1. Field of the invention
This invention relates to a method for the manufacture of pyrolytic graphite with high crystallinity.
It also relates to electrodes of a rechargeable battery, wherein an active material for the electrode is pyrolytic graphite with high crystallinity mentioned above, into which alkali metals, alkaline earth metals, rare earth metals, or transition metals are intercalated as an electron-donor type dopant, or halogens, halogen compounds, or oxygen acids are as an electron-acceptor type dopant.
2. Description of the prior art
In recent years, attention has been paid to secondary batteries that use an alkali metal such as lithium as an anode, with the advance of microtechnology and request for power economization in electric appliances. However, the practical application of a simple metal to secondary batteries is very difficult. A simple metal used for the electrodes, after only a couple of cycles of electrical charge-discharge, grows dendrite which causes internal shortcircuits. On the other hand, materials such as alloys with low melting points, and organic materials have been found to be able to be doped or undoped more efficiently with metal atoms such as lithium. Especially, the development of secondary batteries that make use of the electrochemical introduction of dopant between the layers of compounds with a layered structure such as graphite is progressing with special vigor.

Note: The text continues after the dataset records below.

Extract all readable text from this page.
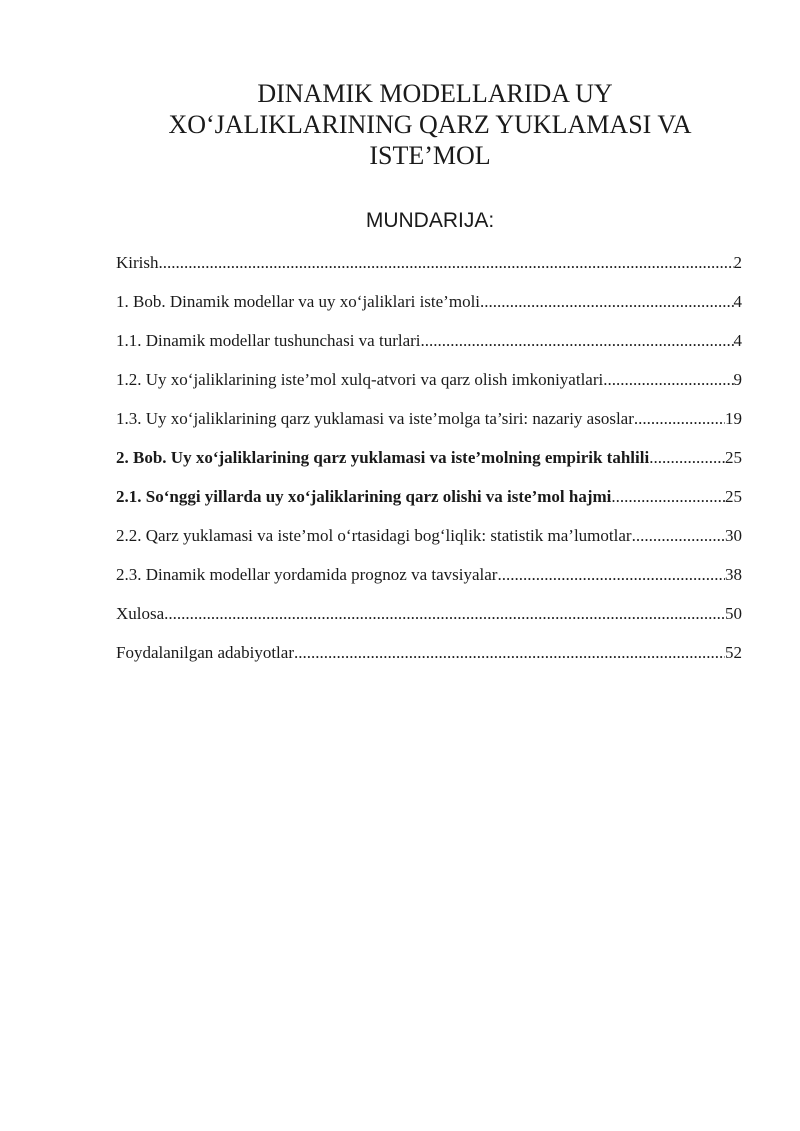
DINAMIK MODELLARIDA UY
XO‘JALIKLARINING QARZ YUKLAMASI VA
ISTE’MOL
MUNDARIJA:
Kirish .....	2
1. Bob. Dinamik modellar va uy xo‘jaliklari iste’moli .....	4
1.1. Dinamik modellar tushunchasi va turlari .....	4
1.2. Uy xo‘jaliklarining iste’mol xulq-atvori va qarz olish imkoniyatlari .....	9
1.3. Uy xo‘jaliklarining qarz yuklamasi va iste’molga ta’siri: nazariy asoslar .....	19
2. Bob. Uy xo‘jaliklarining qarz yuklamasi va iste’molning empirik tahlili .....	25
2.1. So‘nggi yillarda uy xo‘jaliklarining qarz olishi va iste’mol hajmi .....	25
2.2. Qarz yuklamasi va iste’mol o‘rtasidagi bog‘liqlik: statistik ma’lumotlar .....	30
2.3. Dinamik modellar yordamida prognoz va tavsiyalar .....	38
Xulosa .....	50
Foydalanilgan adabiyotlar .....	52
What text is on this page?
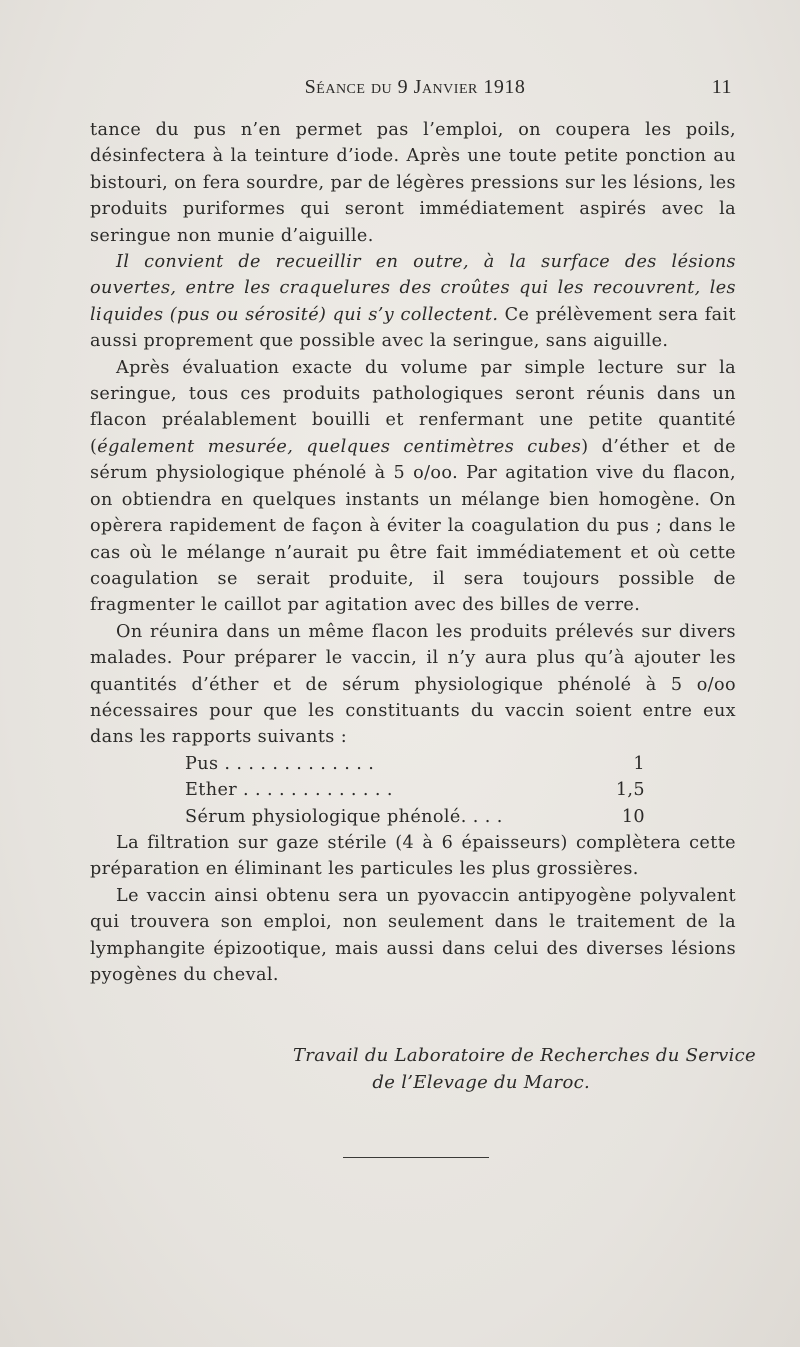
Séance du 9 Janvier 1918	11

tance du pus n’en permet pas l’emploi, on coupera les poils, désinfectera à la teinture d’iode. Après une toute petite ponction au bistouri, on fera sourdre, par de légères pressions sur les lésions, les produits puriformes qui seront immédiatement aspirés avec la seringue non munie d’aiguille.

Il convient de recueillir en outre, à la surface des lésions ouvertes, entre les craquelures des croûtes qui les recouvrent, les liquides (pus ou sérosité) qui s’y collectent. Ce prélèvement sera fait aussi proprement que possible avec la seringue, sans aiguille.

Après évaluation exacte du volume par simple lecture sur la seringue, tous ces produits pathologiques seront réunis dans un flacon préalablement bouilli et renfermant une petite quantité (également mesurée, quelques centimètres cubes) d’éther et de sérum physiologique phénolé à 5 o/oo. Par agitation vive du flacon, on obtiendra en quelques instants un mélange bien homogène. On opèrera rapidement de façon à éviter la coagulation du pus ; dans le cas où le mélange n’aurait pu être fait immédiatement et où cette coagulation se serait produite, il sera toujours possible de fragmenter le caillot par agitation avec des billes de verre.

On réunira dans un même flacon les produits prélevés sur divers malades. Pour préparer le vaccin, il n’y aura plus qu’à ajouter les quantités d’éther et de sérum physiologique phénolé à 5 o/oo nécessaires pour que les constituants du vaccin soient entre eux dans les rapports suivants :

Pus . . . . . . . . . . . . .	1
Ether . . . . . . . . . . . . .	1,5
Sérum physiologique phénolé. . . .	10

La filtration sur gaze stérile (4 à 6 épaisseurs) complètera cette préparation en éliminant les particules les plus grossières.

Le vaccin ainsi obtenu sera un pyovaccin antipyogène polyvalent qui trouvera son emploi, non seulement dans le traitement de la lymphangite épizootique, mais aussi dans celui des diverses lésions pyogènes du cheval.

Travail du Laboratoire de Recherches du Service
de l’Elevage du Maroc.
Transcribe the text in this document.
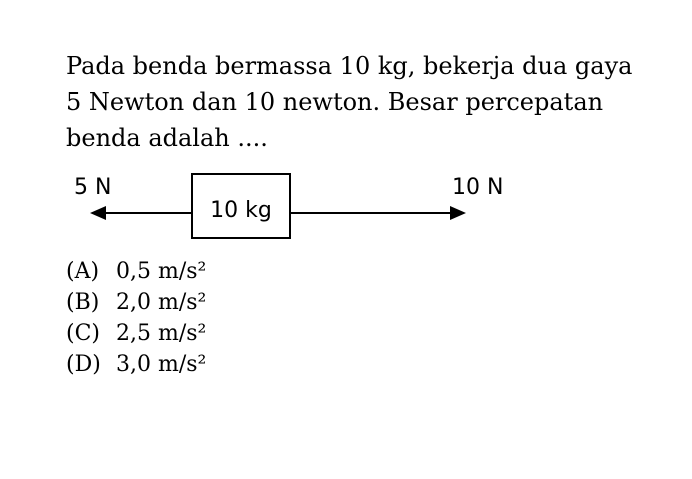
Pada benda bermassa 10 kg, bekerja dua gaya
5 Newton dan 10 newton. Besar percepatan
benda adalah ....

5 N
10 kg
10 N
(A) 0,5 m/s²
(B) 2,0 m/s²
(C) 2,5 m/s²
(D) 3,0 m/s²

In particular, since graphite can be introduced with both electron-donating substances and electron-accepting substances. Graphite is expected as an excellent material for use as the electrode material of secondary batteries. However, graphite is ordinarily in the form of a powder, film, foil, fiber, etc., it is difficult to form the desired shape of electrode, and also, a complicated procedure is needed to fix these kinds of materials on the substrate of the electrode, which will act as the current-collector. In these cases, a binding agent, an electric conductive material, etc., are needed as supplementary materials to form an electrode and so there are the disadvantages that the capacity per unit weight or unit volume will decrease.
It may be possible to deposit pyrolytic carbon on a conductive substrate of aluminium, copper, etc., by the chemical vapor-deposition (CVD) method, etc., so as to form an electrode. However, such carbon deposits are only slightly graphitized, so it is not possible to solve the problems that are described above. Because, for the synthesis of graphite, in general, a long period of treatment in a manufacturing step at high temperature and high pressure is needed. For example, when methane is the starting material, it is decomposed at about 2000.degree. C. or more, and in addition, heat treatment at a high temperature of near 3500.degree. C. and high pressure is used for the purpose of achieving graphitization. However, no conductive electrode substrates for batteries exist that can withstand such high temperatures.
As a method for producing a pyrolytic carbon at low temperatures, U.S. Pat. No. 3,769,084 to T. Saito and T. Gejyo discloses a method for forming a carbon coating on a metal substrate by thermally decomposing a hydrocarbon at a temperature lower than 800.degree. C. In this method, the metal substrate has an amorphous nickel layer plated thereon. The nickel layer acts as a catalyst for thermal decomposition of hydrocarbons, and the thermal decomposition reaction proceeds at low temperatures.
However, the density of the carbon coating obtained by the method mentioned above is at most 1.9 g/cm.sup.3. It is well known in the art that crystalline graphites have a density of 2.25 g/cm.sup.3. Therefore, the carbon coating is not composed of a pyrolytic graphite with high crystallinity, which indicates that the amorphous nickel layer cannot promote graphitization of the carbon coating formed thereon.
On the other hand, there has been another method to prepare pyrolytic carbon at relatively low temperatures, utilizing dehydrogenation reactions, dehydrohalogenation reactions, decarboxylation reactions, dehydration reactions of selected organic compounds as the starting materials. However, there are no examples of carbon deposit with high crystallinity having been achieved. To make use of the structural anisotropy of graphite for the host layered material to be intercalated with lithium atoms, it is necessary to establish crystalline graphite at low temperatures.